CHARLOTTE — Deacon Crescenzo “Chris” Thomas Vigliotta has been assigned as a permanent deacon to St. Gabriel Parish in Charlotte, effective April 22.
Deacon Vigliotta and his wife Elizabeth relocated to Charlotte from Enfield, Conn., to be closer to family.
He was born March 4, 1943, in Bethpage, N.Y. He grew up in New York and attended Catholic schools in Long Island. Upon graduation he went to work in the family duck farm business and after a year he enlisted in the U.S. Marines, where he served as a Catholic lay leader. In 1966, just before his discharge, he and his wife Elizabeth were married. In February they celebrated their 53rd wedding anniversary.
After his military service, he returned to the family business in Long Island, where he and his wife became active in his hometown parish of St. John the Evangelist. From those formative years of parish life, he was ordained a permanent deacon Feb. 19, 1983, and assigned to his home parish, where he served for 25 years.

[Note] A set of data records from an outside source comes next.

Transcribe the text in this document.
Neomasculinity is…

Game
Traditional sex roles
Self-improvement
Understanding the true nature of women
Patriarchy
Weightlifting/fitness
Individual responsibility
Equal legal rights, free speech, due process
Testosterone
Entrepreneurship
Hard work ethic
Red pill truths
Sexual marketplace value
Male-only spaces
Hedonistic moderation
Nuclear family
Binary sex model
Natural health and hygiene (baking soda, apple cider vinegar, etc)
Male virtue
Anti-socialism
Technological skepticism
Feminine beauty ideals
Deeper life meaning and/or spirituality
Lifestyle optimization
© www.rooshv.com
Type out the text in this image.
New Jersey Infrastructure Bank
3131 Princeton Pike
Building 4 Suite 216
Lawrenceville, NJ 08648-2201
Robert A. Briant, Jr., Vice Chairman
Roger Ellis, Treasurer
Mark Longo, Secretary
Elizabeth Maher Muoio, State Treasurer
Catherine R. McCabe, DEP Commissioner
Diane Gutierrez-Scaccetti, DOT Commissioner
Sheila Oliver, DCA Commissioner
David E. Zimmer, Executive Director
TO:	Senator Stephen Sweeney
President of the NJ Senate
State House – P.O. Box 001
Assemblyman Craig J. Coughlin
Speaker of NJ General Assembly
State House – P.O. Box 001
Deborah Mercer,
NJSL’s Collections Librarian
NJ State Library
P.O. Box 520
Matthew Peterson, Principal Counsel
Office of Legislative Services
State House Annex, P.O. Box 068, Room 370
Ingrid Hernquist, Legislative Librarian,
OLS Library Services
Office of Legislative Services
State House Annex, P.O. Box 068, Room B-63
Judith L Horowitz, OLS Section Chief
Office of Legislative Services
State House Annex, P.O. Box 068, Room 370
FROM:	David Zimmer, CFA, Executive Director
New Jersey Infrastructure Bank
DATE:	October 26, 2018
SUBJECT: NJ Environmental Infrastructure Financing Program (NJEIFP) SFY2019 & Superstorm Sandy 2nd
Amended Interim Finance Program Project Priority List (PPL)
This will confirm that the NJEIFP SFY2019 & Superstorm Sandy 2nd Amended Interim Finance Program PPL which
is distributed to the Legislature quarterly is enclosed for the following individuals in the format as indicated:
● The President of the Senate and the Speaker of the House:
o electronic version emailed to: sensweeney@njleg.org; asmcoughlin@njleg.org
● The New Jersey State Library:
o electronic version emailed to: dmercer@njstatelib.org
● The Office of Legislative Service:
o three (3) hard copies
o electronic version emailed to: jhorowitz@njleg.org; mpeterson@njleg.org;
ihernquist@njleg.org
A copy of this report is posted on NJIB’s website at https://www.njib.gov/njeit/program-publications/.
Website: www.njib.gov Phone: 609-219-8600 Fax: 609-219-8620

In the Diocese of Rockville Centre, N.Y., Deacon Chris was employed as a Catholic chaplain at the Suffolk County correctional facility. His ministry as a chaplain entailed one-on-one counseling, cell visits, group workshops and sacramental preparation. His work in prison ministry became so involved that the bishop assigned him full-time to it. His wife Elizabeth also served as moderator for the Jail Parenting Program.
During his assignment to prison ministry, Deacon Chris established “Beginning a New Life,” a program to help inmates return to mainstream life upon their release.
After 32 years of diaconal service in the Rockville Centre diocese, he served for three years in the Archdiocese of Hartford at St. Bernard Parish in Enfield prior to moving to the Charlotte diocese.
— Deacon John Martino
MAGGIE VALLEY — An inaugural Lent Spiritual Exercises for Men was held at Living Waters Catholic Reflection Center in Maggie Valley, led by Father Richard Sutter, parochial administrator of St. John the Evangelist Church in Waynesville.
The retreat included silent prayer, catechetical talks, meditations on Scripture, daily Mass, Eucharistic Adoration and Stations of Cross.
One retreat participant said, “I was meant to be here this weekend. I found many reasons and obstacles getting in my way trying to convince me to keep me away. Yet something or someone kept me coming! Today is Sunday is my 60th birthday.
This is the best gift I will ever receive – I will be back again so long as there are retreats like this here. Oh by the way, this was my first silent retreat, I don’t know why I waited so long.”
Another noted, “I tend to want to run away from the cross and this weekend, although the cross is an uncomfortable experience, I came to embrace and love the Cross of Christ that Jesus invites each of us to be a part of.”